同じ話を何度もする人は、他者にあまり敬意がないように感じてしまう。目の前にいる相手は誰でもよくて、その話をする自分が重要なんだろうと。同じ話を繰り返す人は、罪悪感なく饒舌に、何かのスイッチが入ったように、出来上がったストーリーを機械的に語り出す。その時間は自己完結した話者中心世界であり、聞き手は不在だ。聞き手は分別の負担を強いられ「その話は以前にしていたよ」と口を挟む不粋さを飲み込まざるを得ない。

そうした会話には2つの問題がある。ひとつめは情報創造性の欠如だ。会話の醍醐味は双方向性と偶発的な情報創造であり、相互の関心に基づいて差し出された情報が上手く絡み合い、膨らんでいく過程にある。それは即興性を伴う現在時制の行いだ。一方、会話に「同じ話をする人」が紛れると、会話の全体構成の中に過去時制の時間が生まれる。VTRが流れ出すように、他者にとっての既知情報が差し出される。テレビ番組のワイプに同じく、分かりきった結末に対する分かりきった反応をして場をやり過ごさねばならない。もちろん話者も「一々誰に何を話したか覚えていない」と言うだろうし、聞き手も「一々誰が何を話してくれたかを覚えていない」とも言うだろう。けれど話者の話に真剣に耳を傾けている一部の人たちにとっては、同じ話をされることに、聞き手への敬意の欠いた不快さを覚えるかもしれない。ふたつめの問題はまさにここにある。相互の関心と話量のバランスに心を配り、公平性が守られた会話こそ健全だと思う。しかし「繰り返される同じ話」は、既にその情報を知っている聞き手にとって関心が低い内容だ。言い換えれば情報価値の低いものを平気で差し出してくる不作法さに、敬意の至らなさを感じるのだ。

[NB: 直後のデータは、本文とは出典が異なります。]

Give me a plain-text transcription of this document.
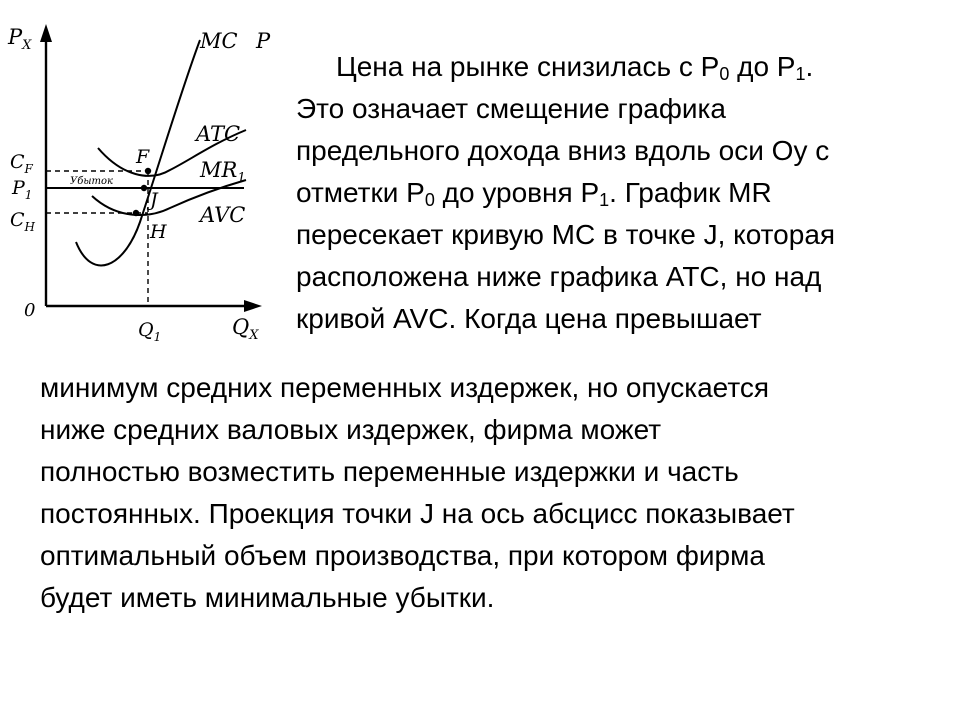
$P_X$
$Q_X$
0
$C_F$
$P_1$
$C_H$
$Q_1$
MC P
ATC
$MR_1$
AVC
F
J
H
Убыток
Цена на рынке снизилась с $Р_0$ до $Р_1$.
Это означает смещение графика
предельного дохода вниз вдоль оси Оу с
отметки $Р_0$ до уровня $Р_1$. График MR
пересекает кривую MC в точке J, которая
расположена ниже графика ATC, но над
кривой AVC. Когда цена превышает
минимум средних переменных издержек, но опускается
ниже средних валовых издержек, фирма может
полностью возместить переменные издержки и часть
постоянных. Проекция точки J на ось абсцисс показывает
оптимальный объем производства, при котором фирма
будет иметь минимальные убытки.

同じ話を繰り返す人は、根本的に「ひとりよがりのコミュニケーション」が染み付きがちだと思う。例えば他者が話をしているとき。自分が話したい話と関連性あるキーワードが出てきたら、無自覚に引き出しから「ストーリー」を持ち出してきて、話の流れを横取りする。タチが悪いことに、その後、話を本流に戻そうともしない。もちろん本流を太くさせるSupporting information提供の場合など、価値ある脱線も往々にしてある。それは話し手への敬意に満ちた振る舞いであり、全体感に基づくものだ。正すべきは、自己中心的に行われる話題提供であり、他者への敬意に欠いたひとりよがりなコミュニケーションだ。特に高齢男性はその傾向が強い気がする。話を聞いてもらいたい想いが強すぎるあまり、聞き手の関心や状態を蔑ろにした話の仕方をする人が多い。

会話とはある意味相手の貴重な時間を奪う行為だ。いかに時間の価値を最大化できるか意識せねばならない。その意味で「同じ話を何度もする人たち」は、コミュニケーション作法だけでなく、時間認識にも省みる点があるのかもしれない。